To determine whether the technique resulted in protein fractions representative of the tumor samples, they compared RNA and protein levels of the clinical breast cancer markers HER2, ER, and PR, which, Umar noted, previous research has demonstrated are correlated at the transcript and protein level.
"We know that not all proteins correspond with their RNA," she said. "But we know from previous experiments that these three proteins should correlate well, and in our case they did. So we basically did this as a proof of principle."
Additionally, the researchers tried successfully to divide the samples into ER-positive and ER-negative groups based on their protein data.
Development of an AGPC extraction approach compatible with shotgun proteomics is significant in that it allows for multi-omic analyses to be easily performed on the exact same tissue, as opposed to different sections of a single tumor.
"Cancer tissue is very heterogeneous," Umar said. "So if you are using different portions of tumor tissue, they could give you completely different molecular profiles. So it would be best to extract your DNA, RNA, and protein from exactly the same starting material, but so far it hasn't been done all that often."
She cited the example of the National Cancer Institute's Cancer Genome Atlas and Clinical Proteomic Tumor Analysis Consortium, which have partnered on a project in which CPTAC researchers are performing proteomic analysis of tumors previously characterized genomically by the TCGA project.
While the tumors are matched, different portions of the tumors are being used for each part of the analysis, raising the issue of tumor heterogeneity, Umar said, noting that this issue is common to the majority of multi-omic studies done to date.
Beyond potentially helping with questions of tumor heterogeneity, use of proteins captured during AGPC extraction also opens up a potentially large set of new clinical samples for proteomics research. Indeed, this was the Erasmus group's initial motivation for researching the method, Umar said.
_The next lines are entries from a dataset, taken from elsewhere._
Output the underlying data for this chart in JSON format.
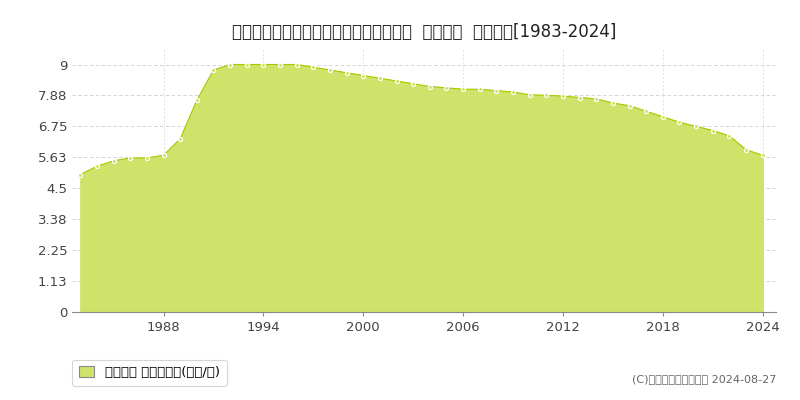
{
  "title": "栃木県足利市菅田町字東根８６９番１外  地価公示  地価推移[1983-2024]",
  "years": [
    1983,
    1984,
    1985,
    1986,
    1987,
    1988,
    1989,
    1990,
    1991,
    1992,
    1993,
    1994,
    1995,
    1996,
    1997,
    1998,
    1999,
    2000,
    2001,
    2002,
    2003,
    2004,
    2005,
    2006,
    2007,
    2008,
    2009,
    2010,
    2011,
    2012,
    2013,
    2014,
    2015,
    2016,
    2017,
    2018,
    2019,
    2020,
    2021,
    2022,
    2023,
    2024
  ],
  "values": [
    5.0,
    5.3,
    5.5,
    5.6,
    5.6,
    5.7,
    6.3,
    7.7,
    8.8,
    9.0,
    9.0,
    9.0,
    9.0,
    9.0,
    8.9,
    8.8,
    8.7,
    8.6,
    8.5,
    8.4,
    8.3,
    8.2,
    8.15,
    8.1,
    8.1,
    8.05,
    8.0,
    7.9,
    7.88,
    7.85,
    7.8,
    7.75,
    7.6,
    7.5,
    7.3,
    7.1,
    6.9,
    6.75,
    6.6,
    6.4,
    5.9,
    5.7
  ],
  "fill_color": "#cfe36a",
  "line_color": "#aac800",
  "marker_face_color": "#cfe36a",
  "marker_edge_color": "#ffffff",
  "bg_color": "#ffffff",
  "yticks": [
    0,
    1.13,
    2.25,
    3.38,
    4.5,
    5.63,
    6.75,
    7.88,
    9
  ],
  "ylim": [
    0,
    9.6
  ],
  "xticks": [
    1988,
    1994,
    2000,
    2006,
    2012,
    2018,
    2024
  ],
  "xlim": [
    1982.5,
    2024.8
  ],
  "grid_color": "#cccccc",
  "legend_label": "地価公示 平均坪単価(万円/坪)",
  "copyright_text": "(C)土地価格ドットコム 2024-08-27",
  "title_fontsize": 12,
  "tick_fontsize": 9.5,
  "legend_fontsize": 9.5
}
She and her colleagues were in the middle of developing a biomarker signature to identify triple-negative breast cancer patients who should receive adjuvant chemotherapy when they realized that they would not have enough clinical samples to validate their signature.
"Biomarker discovery isn't very meaningful if you can't validate it," Umar said. And so, the researchers turned to organic fractions left over from clinical samples that had been prepared for genomic analysis using AGPC extraction.
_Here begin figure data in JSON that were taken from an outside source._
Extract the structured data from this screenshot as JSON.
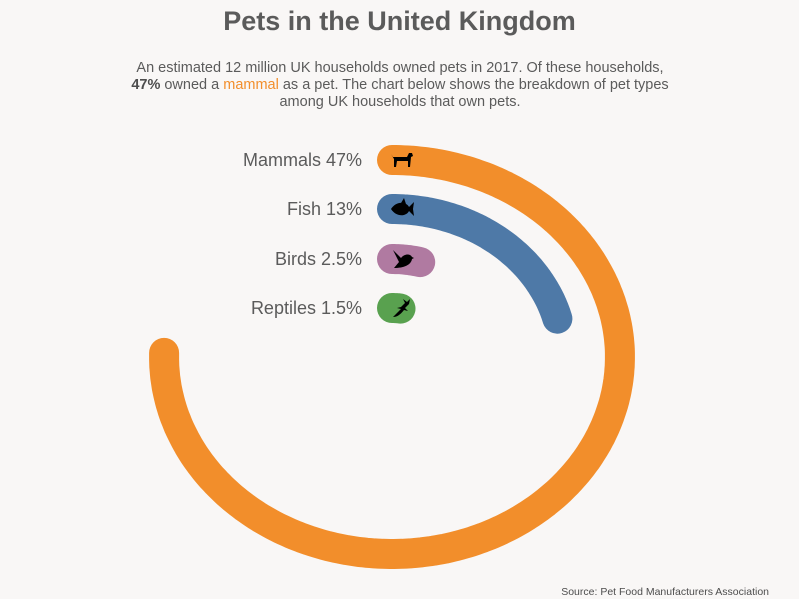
{
  "title": "Pets in the United Kingdom",
  "subtitle": {
    "part1": "An estimated 12 million UK households owned pets in 2017. Of these households, ",
    "bold": "47%",
    "part2": " owned a ",
    "highlight": "mammal",
    "part3": " as a pet. The chart below shows the breakdown of pet types among UK households that own pets."
  },
  "source": "Source: Pet Food Manufacturers Association",
  "chart_data": {
    "type": "radial-bar",
    "categories": [
      "Mammals",
      "Fish",
      "Birds",
      "Reptiles"
    ],
    "values": [
      47,
      13,
      2.5,
      1.5
    ],
    "unit": "%",
    "labels": [
      "Mammals 47%",
      "Fish 13%",
      "Birds 2.5%",
      "Reptiles 1.5%"
    ],
    "colors": [
      "#f28e2b",
      "#4e79a7",
      "#b07aa1",
      "#59a14f"
    ],
    "icons": [
      "dog-icon",
      "fish-icon",
      "bird-icon",
      "lizard-icon"
    ]
  }
}
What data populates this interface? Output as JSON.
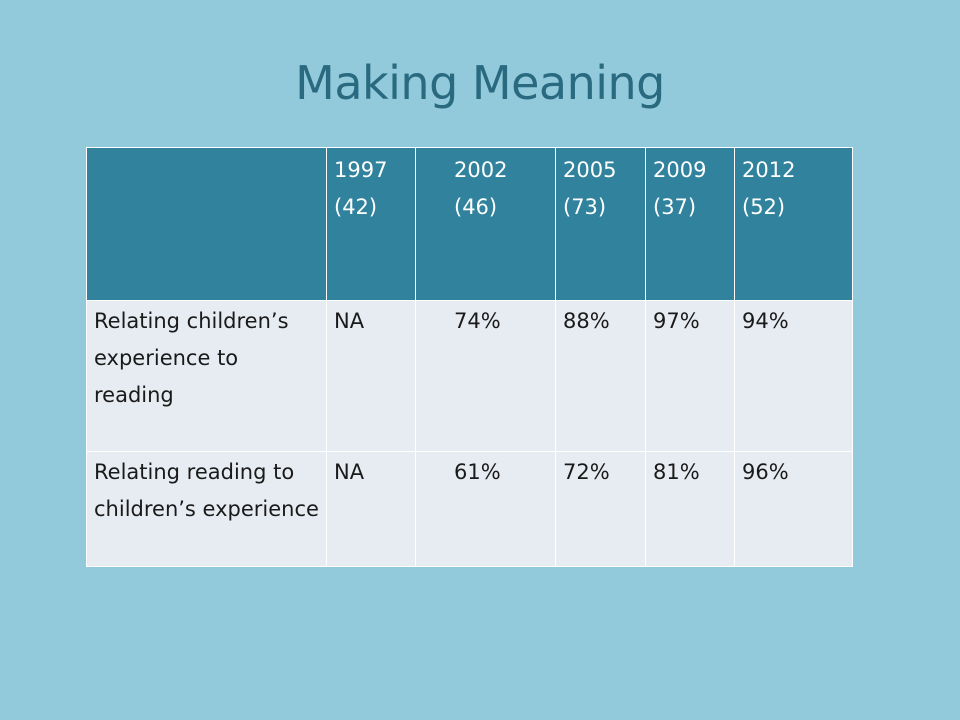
{
  "slide": {
    "title": "Making Meaning"
  },
  "table": {
    "headers": [
      "",
      "1997\n(42)",
      "2002\n(46)",
      "2005\n(73)",
      "2009\n(37)",
      "2012\n(52)"
    ],
    "rows": [
      {
        "label": "Relating children’s experience to reading",
        "values": [
          "NA",
          "74%",
          "88%",
          "97%",
          "94%"
        ]
      },
      {
        "label": "Relating reading to children’s experience",
        "values": [
          "NA",
          "61%",
          "72%",
          "81%",
          "96%"
        ]
      }
    ]
  },
  "colors": {
    "background": "#92cadb",
    "header_fill": "#31829d",
    "body_fill": "#e7ecf2",
    "title_text": "#2a6a80"
  }
}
Their success using these fractions suggests that other proteomics researchers could do likewise – a potentially significant finding given the difficulty researchers often have obtaining high quality clinical samples for their work.
"In most cases, people don't have the availability of many fresh frozen samples for protein analysis," Umar said. "So what we provide here is a nice alternative, because these organic fractions are usually left over [after genomic studies]."
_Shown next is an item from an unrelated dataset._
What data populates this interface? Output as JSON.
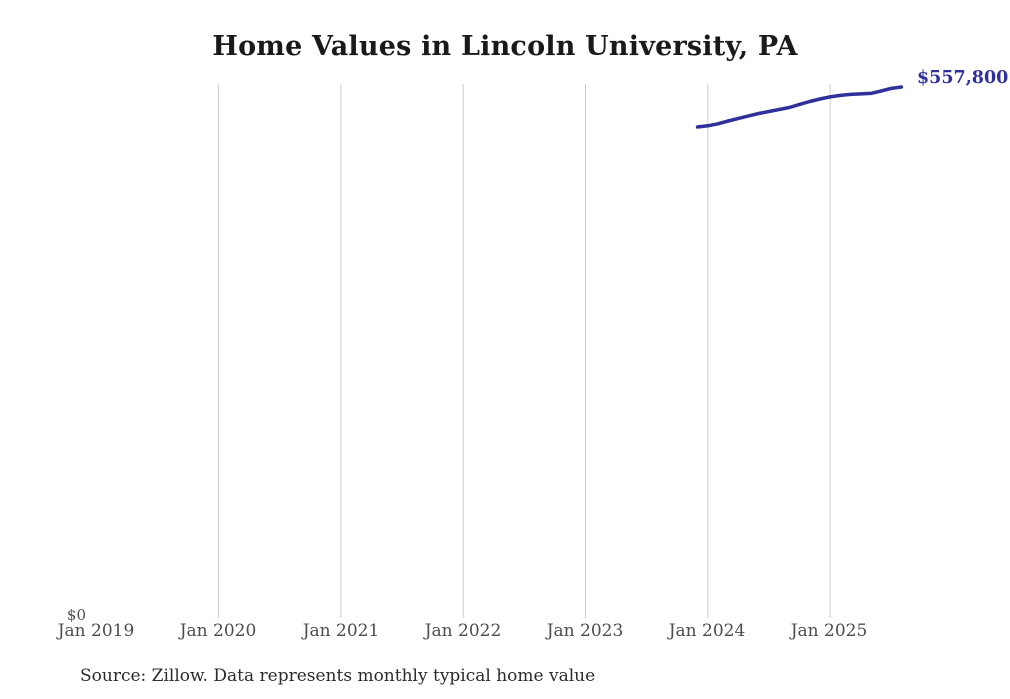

She added that she has begun telling her collaborators on the genomics side to store these organic fractions and that she hopes the practice will become more widespread in the genomics community.
"If people are not aware, then they don't really store them," she said. "But we tell our collaborators to please store them, and when you ask, they do. It's really not much effort to keep [the organic fractions], because the only thing they need to do is not throw them away. So it's not much effort and a huge gain."
In an email to GenomeWeb, Mehdi Mesri, a program manager for the CPTAC project noted that while AGPC extractions "are not typically saved for future mass spectrometric analysis" due to the perceived challenges in using these fractions, "in a scenario where the source specimen is no longer available and once wished to analyze... proteins on the remaining tissue sample, AGPC extraction is an interesting approach."
He added that of particular interest was the Erasmus team's finding that the protein data corresponded as expected with the transcript data, indicating that AGPC is as effective for protein extraction as standard proteomic sample prep methods.